To: django...@googlegroups.com


To have the decision revisited, you should raise it on django-developers.

On Monday, March 23, 2015 at 10:39:57 AM UTC-4, Ben Scherrey wrote:
Hey Tim,

   Appreciate the link. It looks like we're trying to have it go both ways here. If we don't want to allow it into production then make it explicit and break it - just as before. If we want to recommend that it not go into production but then let users actually do it, don't silently break it - just let it work and buyer beware. Requiring --insecure is fine but without it the explicit exception should be thrown I believe. In other words the original behaviour seems correct to me.

   I think silently absorbing exceptions is more dangerous than just outright breaking and exposing the root problem early. Many of the issues with the ORM have been due to a misapplication of this policy. I get the intent of the change but I'm not sure of the risk security-wise and have just experienced the impact of the misleading exception result personally.

  -- Ben

On Mon, Mar 23, 2015 at 9:19 PM, Tim Graham <timog...@gmail.com> wrote:
Please see https://github.com/django/django/commit/4c6ffcf7 for the rationale for the change. I am open to ideas, but I'm concerned that including details about the reason for the 404 might cause information leakage in production which wouldn't be desirable.
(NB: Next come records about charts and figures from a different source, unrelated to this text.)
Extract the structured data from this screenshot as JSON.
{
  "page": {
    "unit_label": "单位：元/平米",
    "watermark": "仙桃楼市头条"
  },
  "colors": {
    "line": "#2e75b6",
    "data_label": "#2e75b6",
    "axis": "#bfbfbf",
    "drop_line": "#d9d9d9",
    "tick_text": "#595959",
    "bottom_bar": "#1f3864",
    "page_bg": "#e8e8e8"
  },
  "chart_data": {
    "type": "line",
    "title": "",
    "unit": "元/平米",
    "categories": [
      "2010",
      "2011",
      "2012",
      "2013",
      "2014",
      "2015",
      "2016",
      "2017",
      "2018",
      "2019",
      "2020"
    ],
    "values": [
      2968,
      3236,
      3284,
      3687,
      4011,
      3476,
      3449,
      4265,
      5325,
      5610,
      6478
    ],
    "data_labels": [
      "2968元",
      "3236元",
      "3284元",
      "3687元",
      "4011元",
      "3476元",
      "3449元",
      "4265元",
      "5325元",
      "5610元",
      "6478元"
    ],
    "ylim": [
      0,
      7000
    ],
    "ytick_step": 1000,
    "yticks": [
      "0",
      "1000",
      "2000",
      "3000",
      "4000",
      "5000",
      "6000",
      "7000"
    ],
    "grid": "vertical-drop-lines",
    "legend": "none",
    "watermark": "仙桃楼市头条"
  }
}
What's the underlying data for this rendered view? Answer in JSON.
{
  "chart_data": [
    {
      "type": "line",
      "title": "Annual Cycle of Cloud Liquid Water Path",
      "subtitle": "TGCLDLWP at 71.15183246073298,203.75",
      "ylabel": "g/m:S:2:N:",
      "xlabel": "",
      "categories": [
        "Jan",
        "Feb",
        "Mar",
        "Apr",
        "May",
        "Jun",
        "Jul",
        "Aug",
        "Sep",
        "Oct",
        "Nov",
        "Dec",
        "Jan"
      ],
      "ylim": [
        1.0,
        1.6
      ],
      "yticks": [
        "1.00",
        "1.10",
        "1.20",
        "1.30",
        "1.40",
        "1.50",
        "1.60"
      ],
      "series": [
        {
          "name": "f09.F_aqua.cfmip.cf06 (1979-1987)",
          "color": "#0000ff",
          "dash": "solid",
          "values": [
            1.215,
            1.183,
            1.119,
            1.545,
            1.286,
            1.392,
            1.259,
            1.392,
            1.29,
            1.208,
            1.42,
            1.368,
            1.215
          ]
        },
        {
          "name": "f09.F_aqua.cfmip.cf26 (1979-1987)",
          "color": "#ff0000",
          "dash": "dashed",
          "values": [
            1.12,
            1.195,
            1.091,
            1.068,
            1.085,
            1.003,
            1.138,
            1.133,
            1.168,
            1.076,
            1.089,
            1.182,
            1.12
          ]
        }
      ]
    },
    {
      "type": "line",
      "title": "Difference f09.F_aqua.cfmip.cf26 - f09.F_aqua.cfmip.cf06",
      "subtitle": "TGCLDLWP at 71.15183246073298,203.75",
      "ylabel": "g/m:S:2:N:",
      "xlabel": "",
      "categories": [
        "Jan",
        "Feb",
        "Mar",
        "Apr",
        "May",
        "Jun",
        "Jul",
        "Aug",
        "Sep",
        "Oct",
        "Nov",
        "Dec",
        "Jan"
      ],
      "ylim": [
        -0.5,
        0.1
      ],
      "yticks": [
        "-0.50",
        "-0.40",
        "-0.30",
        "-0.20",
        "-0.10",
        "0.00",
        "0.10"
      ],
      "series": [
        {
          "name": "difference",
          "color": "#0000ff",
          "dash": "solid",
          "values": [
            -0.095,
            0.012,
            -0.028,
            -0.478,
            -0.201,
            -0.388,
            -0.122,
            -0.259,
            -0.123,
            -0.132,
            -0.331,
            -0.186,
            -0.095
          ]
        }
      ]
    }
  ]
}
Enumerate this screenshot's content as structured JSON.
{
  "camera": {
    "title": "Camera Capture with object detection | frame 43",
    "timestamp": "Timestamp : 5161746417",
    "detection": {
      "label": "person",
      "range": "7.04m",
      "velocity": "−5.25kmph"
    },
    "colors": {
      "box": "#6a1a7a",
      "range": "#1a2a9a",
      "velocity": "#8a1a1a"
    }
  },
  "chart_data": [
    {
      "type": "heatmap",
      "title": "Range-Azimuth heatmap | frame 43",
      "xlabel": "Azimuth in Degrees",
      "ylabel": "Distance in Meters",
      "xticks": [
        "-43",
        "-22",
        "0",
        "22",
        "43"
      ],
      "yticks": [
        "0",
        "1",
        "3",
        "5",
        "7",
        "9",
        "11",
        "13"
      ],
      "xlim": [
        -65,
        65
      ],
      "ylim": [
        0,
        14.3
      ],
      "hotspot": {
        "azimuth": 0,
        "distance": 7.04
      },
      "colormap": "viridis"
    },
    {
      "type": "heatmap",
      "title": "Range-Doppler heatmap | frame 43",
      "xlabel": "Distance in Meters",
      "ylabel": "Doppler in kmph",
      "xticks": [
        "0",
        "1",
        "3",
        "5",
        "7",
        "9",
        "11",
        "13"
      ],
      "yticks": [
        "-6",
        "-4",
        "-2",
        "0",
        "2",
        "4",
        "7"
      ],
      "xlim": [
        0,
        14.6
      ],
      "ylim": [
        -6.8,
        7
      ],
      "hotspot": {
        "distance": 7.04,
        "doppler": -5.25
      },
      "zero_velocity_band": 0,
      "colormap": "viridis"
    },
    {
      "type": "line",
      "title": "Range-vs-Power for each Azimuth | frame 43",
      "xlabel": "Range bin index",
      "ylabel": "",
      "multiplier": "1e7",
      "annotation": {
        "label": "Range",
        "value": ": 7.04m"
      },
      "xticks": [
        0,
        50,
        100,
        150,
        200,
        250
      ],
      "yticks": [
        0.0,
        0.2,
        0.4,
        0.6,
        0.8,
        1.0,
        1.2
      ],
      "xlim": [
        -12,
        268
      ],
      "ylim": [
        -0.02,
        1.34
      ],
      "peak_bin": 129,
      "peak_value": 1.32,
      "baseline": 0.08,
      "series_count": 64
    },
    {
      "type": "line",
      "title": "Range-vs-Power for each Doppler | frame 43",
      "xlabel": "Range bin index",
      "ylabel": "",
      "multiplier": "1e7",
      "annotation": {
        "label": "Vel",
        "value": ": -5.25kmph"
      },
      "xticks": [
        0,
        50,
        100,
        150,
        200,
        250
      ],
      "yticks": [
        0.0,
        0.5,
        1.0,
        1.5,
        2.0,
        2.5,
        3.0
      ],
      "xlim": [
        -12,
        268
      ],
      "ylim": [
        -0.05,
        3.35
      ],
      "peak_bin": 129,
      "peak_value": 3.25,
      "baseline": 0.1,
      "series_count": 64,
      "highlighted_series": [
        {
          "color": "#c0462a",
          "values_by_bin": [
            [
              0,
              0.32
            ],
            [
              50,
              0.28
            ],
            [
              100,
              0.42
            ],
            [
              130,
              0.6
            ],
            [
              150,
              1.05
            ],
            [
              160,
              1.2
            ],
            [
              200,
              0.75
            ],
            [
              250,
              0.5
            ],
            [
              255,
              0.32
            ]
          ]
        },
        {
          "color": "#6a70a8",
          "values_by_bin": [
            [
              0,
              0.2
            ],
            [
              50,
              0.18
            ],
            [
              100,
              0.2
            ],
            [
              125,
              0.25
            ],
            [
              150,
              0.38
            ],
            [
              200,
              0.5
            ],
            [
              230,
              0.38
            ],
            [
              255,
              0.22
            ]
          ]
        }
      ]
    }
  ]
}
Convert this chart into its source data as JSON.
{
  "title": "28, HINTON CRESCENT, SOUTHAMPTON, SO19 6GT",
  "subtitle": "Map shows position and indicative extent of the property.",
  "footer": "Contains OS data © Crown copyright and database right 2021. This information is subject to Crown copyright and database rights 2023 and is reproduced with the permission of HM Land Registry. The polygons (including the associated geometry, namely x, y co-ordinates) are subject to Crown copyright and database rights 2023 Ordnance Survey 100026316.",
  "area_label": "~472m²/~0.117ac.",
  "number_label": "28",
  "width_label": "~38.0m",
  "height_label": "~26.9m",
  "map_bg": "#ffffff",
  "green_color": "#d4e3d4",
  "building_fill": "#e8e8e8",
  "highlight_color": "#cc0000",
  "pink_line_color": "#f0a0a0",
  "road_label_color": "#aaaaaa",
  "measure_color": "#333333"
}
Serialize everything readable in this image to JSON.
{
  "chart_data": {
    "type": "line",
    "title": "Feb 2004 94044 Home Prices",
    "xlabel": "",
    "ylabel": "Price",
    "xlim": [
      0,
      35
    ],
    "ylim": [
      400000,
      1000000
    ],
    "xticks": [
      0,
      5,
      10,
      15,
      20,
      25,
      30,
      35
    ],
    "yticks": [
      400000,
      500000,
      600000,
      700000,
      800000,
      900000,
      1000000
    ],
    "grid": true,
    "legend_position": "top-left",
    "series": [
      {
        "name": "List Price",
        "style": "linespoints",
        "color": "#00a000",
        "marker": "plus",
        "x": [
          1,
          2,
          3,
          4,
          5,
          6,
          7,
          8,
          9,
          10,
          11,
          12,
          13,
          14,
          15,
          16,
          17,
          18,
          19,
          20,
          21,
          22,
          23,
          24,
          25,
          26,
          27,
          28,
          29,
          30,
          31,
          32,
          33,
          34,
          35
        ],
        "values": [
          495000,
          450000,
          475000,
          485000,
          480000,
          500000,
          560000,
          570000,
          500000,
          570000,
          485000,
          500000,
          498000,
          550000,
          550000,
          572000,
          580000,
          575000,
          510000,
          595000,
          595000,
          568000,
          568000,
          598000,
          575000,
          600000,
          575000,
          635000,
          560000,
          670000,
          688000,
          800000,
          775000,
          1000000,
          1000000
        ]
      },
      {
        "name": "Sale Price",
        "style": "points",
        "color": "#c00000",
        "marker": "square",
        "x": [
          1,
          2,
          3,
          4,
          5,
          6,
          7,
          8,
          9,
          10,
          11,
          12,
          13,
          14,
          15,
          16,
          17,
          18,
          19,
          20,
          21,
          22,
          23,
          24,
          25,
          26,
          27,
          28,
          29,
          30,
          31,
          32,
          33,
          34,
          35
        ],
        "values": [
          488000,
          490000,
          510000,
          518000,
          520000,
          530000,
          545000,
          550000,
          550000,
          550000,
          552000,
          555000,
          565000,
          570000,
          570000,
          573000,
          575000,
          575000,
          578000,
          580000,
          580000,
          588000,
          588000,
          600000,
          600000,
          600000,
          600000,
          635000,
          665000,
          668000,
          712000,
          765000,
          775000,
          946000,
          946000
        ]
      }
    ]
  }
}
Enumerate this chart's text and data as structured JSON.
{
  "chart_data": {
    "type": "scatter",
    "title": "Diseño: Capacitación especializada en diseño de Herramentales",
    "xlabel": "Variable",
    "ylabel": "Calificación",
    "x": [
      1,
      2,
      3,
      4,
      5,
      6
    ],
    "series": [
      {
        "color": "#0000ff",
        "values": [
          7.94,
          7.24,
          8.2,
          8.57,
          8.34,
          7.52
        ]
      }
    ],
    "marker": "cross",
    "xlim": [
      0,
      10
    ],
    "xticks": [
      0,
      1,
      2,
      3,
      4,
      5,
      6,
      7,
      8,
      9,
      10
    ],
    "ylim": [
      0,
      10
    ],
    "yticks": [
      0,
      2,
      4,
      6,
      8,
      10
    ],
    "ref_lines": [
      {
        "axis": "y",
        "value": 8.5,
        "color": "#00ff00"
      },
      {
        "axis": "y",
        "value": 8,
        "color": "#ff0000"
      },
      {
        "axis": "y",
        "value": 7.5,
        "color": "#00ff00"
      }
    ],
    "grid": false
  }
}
On Monday, March 23, 2015 at 10:06:25 AM UTC-4, Ben Scherrey wrote:
I see now that the behaviour of serve() was changed for 1.7 and it now returns a silent misleading 404 result rather than the old ImproperlyConfigured exception which would have provided a clue as to the actual root cause.


I don't understand the purpose of this change but it certainly sent me on a wild goose chase trying to understand the 404 response. Would be VERY useful if this 404 at least provided some information as to what it's really all about - preferably with the above link embedded in it.

Thanx to Rene Fleschenberg on irc for the doc link.


On Mon, Mar 23, 2015 at 8:42 PM, Benjamin Scherrey <prote...@gmail.com> wrote:
Can someone explain the test condition on line 31 of https://github.com/django/django/blob/master/django/contrib/staticfiles/views.py - Just spent a few hours trying to get my unit tests to pass and couldn't figure out what was going on until I found this weirdness.

I understand serve() isn't meant for production but, prior to having production ready it's nice to be able to unit test my code as it's being developed with serve() as a temporary measure. Right now I'm using serve() as a temporary hack to stand in for an external URI router that isn't present yet. Throwing a 404 without any helpful indication of the true cause of the exception simply confuses people and makes them wonder why the URI they're passing in is not being found when they can try it on the command line and see it work just fine. At minimum this exception should be more explicit.